This week, I'm sharing something a bit different from my usual reporting. What follows is a deeply personal reported essay about my own journey through diet culture, weight stigma, and the long path to understanding my gender dysphoria. It may not be my usual fare, but these stories matter, especially when they illuminate the complex ways that fatphobia and transphobia intersect in healthcare settings.
The essay explores how "feeling fat" was my only language for gender dysphoria for decades, and how weight-based gatekeeping of gender-affirming care compounded that confusion. For those who work with trans patients, understanding these intersections is essential to providing truly affirming care.
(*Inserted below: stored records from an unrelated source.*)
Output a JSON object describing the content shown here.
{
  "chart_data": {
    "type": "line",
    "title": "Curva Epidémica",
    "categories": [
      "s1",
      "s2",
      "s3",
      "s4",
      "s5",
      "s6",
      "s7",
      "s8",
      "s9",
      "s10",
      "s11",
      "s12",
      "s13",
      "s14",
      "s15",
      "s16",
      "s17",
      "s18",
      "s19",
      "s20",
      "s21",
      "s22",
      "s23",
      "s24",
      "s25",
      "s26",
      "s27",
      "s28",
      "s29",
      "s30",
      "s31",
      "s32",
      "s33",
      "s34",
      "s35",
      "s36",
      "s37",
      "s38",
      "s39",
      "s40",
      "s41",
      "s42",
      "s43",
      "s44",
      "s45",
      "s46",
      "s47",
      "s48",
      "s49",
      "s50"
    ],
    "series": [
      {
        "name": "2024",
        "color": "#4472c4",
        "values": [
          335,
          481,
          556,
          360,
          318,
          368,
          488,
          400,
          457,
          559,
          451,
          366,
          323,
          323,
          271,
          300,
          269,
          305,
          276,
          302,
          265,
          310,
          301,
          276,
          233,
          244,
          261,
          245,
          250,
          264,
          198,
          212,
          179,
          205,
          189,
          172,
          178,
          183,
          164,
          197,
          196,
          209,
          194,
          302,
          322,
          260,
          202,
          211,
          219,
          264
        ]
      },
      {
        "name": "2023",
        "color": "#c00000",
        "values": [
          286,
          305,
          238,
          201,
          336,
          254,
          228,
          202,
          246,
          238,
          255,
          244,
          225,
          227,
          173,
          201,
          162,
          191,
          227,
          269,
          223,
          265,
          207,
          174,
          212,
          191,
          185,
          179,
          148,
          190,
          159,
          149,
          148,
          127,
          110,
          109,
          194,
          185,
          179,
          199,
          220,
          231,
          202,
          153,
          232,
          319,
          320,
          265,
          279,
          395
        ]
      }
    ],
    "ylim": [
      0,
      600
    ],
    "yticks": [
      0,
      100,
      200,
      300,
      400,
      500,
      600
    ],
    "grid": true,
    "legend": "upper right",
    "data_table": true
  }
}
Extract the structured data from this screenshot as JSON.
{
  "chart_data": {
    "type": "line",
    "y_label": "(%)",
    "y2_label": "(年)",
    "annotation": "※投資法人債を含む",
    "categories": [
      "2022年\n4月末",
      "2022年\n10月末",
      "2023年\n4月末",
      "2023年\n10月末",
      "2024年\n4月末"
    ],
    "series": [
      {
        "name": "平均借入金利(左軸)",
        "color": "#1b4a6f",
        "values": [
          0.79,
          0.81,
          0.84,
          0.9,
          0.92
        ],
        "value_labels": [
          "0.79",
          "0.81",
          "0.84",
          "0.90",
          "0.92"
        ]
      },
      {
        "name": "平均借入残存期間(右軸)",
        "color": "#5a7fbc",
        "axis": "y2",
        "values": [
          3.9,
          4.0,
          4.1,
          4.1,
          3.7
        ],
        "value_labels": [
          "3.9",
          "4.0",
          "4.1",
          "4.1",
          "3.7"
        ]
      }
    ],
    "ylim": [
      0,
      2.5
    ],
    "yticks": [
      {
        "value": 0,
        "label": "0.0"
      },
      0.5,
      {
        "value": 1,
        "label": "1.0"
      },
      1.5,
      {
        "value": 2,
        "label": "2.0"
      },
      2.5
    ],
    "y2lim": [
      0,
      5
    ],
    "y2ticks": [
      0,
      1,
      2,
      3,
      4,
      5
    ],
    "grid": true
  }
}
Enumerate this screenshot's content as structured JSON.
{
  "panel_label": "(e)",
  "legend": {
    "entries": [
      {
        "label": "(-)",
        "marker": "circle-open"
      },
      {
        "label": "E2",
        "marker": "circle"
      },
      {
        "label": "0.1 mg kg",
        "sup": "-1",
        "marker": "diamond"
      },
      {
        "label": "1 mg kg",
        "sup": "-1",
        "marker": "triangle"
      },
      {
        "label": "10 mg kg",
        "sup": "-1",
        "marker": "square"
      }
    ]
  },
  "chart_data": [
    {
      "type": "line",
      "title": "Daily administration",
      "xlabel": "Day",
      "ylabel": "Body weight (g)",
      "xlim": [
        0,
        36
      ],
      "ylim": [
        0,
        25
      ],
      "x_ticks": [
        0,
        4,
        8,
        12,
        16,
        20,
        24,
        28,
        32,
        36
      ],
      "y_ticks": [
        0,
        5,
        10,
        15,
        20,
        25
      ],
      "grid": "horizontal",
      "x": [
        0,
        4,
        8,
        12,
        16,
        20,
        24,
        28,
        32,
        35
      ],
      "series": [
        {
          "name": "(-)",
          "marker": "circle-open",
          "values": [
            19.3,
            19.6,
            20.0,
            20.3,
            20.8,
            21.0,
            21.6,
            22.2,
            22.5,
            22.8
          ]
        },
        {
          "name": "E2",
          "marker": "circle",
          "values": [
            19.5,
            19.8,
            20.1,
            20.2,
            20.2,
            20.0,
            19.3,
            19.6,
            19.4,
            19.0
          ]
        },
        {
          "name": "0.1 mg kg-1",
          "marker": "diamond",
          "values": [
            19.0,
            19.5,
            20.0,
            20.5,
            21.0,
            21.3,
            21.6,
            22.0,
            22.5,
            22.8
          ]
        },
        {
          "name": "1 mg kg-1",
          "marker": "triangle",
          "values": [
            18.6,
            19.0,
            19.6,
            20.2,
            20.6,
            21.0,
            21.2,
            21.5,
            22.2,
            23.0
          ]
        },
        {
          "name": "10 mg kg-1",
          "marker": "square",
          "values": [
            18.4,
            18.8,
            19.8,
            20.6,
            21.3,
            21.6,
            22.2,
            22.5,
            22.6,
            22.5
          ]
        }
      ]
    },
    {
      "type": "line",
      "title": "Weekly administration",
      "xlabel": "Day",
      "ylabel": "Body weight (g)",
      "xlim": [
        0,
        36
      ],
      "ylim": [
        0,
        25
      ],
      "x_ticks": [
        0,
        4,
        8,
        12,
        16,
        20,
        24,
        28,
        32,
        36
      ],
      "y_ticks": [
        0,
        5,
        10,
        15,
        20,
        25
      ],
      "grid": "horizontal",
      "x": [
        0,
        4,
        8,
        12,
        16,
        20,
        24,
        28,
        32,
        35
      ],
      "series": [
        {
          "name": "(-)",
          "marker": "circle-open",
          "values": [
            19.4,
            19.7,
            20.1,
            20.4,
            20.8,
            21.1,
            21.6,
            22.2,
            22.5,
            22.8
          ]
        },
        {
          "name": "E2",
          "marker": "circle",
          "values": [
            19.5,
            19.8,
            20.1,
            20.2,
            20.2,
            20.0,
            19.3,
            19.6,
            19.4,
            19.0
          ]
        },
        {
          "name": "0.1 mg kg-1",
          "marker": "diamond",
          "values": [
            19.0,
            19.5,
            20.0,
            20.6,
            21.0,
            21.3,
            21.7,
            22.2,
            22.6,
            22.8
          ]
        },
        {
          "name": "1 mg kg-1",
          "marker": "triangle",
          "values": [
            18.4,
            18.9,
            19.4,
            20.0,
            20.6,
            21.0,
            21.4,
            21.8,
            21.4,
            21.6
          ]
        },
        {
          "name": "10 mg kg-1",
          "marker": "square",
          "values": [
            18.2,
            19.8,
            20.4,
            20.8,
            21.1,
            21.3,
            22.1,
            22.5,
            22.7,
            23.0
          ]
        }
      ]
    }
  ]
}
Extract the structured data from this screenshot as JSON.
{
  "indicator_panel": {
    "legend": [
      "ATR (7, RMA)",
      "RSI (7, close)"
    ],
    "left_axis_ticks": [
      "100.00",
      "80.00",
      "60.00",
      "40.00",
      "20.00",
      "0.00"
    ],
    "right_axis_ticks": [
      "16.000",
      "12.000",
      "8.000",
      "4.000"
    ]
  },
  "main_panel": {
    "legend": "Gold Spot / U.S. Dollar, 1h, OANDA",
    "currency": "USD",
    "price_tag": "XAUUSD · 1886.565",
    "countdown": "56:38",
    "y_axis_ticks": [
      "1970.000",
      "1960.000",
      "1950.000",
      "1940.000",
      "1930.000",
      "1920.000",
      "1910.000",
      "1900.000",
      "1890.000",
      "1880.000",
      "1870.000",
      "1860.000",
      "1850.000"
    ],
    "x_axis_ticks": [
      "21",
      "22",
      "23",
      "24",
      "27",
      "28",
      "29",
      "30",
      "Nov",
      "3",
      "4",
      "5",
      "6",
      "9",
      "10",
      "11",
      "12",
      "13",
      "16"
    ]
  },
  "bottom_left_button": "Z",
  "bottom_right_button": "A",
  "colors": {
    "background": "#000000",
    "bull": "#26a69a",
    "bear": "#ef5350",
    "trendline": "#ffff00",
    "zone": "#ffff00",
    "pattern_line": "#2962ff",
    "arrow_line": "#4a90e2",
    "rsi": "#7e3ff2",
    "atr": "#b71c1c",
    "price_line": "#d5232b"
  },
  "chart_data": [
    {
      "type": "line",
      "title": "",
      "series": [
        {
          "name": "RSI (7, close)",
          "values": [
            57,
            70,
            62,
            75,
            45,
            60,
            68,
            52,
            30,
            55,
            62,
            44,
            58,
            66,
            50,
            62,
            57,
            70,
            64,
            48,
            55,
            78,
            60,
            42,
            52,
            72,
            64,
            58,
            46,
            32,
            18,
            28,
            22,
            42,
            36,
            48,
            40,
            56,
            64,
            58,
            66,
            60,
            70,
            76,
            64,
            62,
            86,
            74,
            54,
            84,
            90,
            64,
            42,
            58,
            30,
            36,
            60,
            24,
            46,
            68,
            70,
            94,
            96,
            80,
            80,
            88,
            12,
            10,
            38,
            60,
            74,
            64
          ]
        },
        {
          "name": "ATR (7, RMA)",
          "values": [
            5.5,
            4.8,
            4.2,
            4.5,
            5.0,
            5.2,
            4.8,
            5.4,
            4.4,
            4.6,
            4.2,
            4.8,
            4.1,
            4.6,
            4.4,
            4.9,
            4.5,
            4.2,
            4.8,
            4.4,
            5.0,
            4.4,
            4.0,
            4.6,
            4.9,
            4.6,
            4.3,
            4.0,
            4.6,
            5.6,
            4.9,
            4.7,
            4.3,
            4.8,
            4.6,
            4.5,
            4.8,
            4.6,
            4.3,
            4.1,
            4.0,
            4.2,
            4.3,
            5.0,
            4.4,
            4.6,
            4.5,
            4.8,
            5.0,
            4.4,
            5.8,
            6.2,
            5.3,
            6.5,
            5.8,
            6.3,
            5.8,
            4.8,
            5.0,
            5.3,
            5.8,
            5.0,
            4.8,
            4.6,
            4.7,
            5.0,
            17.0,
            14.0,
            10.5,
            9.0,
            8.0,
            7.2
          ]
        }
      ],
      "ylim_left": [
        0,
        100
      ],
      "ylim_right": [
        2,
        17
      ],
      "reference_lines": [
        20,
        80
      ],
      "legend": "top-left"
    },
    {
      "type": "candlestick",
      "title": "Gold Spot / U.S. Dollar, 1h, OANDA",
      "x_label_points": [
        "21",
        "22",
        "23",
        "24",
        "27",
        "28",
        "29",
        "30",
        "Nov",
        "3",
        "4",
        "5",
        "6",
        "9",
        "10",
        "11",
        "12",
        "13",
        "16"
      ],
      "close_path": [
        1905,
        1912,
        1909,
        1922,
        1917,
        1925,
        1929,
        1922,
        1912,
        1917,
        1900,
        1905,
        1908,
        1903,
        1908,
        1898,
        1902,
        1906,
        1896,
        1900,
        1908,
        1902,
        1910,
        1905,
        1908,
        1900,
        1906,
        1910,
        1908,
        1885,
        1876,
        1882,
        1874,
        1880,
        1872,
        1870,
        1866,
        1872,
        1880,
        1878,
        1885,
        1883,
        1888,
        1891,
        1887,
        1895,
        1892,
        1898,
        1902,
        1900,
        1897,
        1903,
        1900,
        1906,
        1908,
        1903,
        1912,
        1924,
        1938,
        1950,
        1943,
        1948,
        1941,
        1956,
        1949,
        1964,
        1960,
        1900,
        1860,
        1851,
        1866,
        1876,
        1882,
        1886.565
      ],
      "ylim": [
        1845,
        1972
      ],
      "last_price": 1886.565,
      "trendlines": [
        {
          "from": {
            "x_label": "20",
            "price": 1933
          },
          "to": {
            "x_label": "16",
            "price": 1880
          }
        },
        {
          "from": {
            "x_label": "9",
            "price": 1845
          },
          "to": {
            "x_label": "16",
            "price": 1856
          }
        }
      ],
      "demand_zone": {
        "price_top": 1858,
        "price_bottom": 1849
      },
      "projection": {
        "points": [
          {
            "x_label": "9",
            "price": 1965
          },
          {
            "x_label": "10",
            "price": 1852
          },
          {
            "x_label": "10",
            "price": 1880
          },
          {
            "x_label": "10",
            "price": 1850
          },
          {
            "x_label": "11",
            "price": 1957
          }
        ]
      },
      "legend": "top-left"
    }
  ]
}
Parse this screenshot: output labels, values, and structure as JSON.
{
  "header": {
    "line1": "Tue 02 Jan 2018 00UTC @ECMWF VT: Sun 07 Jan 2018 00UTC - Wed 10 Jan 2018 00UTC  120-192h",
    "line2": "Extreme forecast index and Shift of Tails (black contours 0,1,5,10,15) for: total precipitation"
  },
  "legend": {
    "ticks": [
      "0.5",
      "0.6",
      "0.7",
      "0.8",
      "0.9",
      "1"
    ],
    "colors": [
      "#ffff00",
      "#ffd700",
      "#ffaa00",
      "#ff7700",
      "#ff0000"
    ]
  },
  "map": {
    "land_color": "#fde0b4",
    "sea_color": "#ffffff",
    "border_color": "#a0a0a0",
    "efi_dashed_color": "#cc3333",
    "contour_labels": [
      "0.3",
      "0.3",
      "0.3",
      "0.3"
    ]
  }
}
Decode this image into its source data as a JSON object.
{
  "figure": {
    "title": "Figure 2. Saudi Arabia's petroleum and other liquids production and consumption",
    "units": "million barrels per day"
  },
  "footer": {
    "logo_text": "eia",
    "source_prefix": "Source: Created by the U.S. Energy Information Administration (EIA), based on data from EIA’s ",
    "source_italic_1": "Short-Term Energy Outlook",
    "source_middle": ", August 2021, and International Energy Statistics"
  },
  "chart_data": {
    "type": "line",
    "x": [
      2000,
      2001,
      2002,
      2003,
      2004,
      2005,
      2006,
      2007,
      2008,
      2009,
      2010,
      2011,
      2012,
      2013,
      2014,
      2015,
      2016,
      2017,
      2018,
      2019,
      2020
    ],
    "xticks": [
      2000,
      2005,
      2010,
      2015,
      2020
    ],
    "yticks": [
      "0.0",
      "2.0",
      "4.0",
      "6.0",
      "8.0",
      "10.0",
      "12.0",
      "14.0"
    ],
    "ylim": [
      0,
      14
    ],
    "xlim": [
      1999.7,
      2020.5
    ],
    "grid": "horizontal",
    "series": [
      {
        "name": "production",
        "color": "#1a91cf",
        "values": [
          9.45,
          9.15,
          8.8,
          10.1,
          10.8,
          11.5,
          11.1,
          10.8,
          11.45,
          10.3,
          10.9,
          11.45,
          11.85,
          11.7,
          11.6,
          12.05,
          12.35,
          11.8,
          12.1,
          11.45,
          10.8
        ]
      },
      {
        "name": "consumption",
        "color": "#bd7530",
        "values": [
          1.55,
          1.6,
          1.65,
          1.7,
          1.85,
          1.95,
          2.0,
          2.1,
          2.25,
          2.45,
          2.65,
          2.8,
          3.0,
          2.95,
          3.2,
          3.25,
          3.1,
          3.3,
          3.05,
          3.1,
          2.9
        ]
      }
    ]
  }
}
Next week, I'll return to our regular programming with more insights from the sources interviewed for this piece: a deep dive into the clinical distinctions, similarities, and overlaps between gender dysphoria and body dysmorphia. For now, though, I invite you to sit with this story and consider how diet culture might be shaping the experiences of the trans people in your care, and the ways you provide it.
I used to feel fat.
She is so proud. I hate myself. We stand in the kitchen, looking out over the sunken garage-turned-living-room half a floor below where my father sits in front of the television. He must feel as awkward as I do. This is so awkward! I want to scream. This isn't normal! But what do I know about normal? I don't. She's the one always telling me how not-normal I am, so she must know, right? She must.
I'm wearing my first training bra. She is so proud. I hate myself. The moment extends for an entire age in my memory, frozen in time. He must feel as awkward as I do. Please gods let him feel as awkward as I do, before the memory turns malignant, grows claws and teeth. What do I know about normal?
I don’t know normal. So when I’m told that this feeling is “fat” I believe them.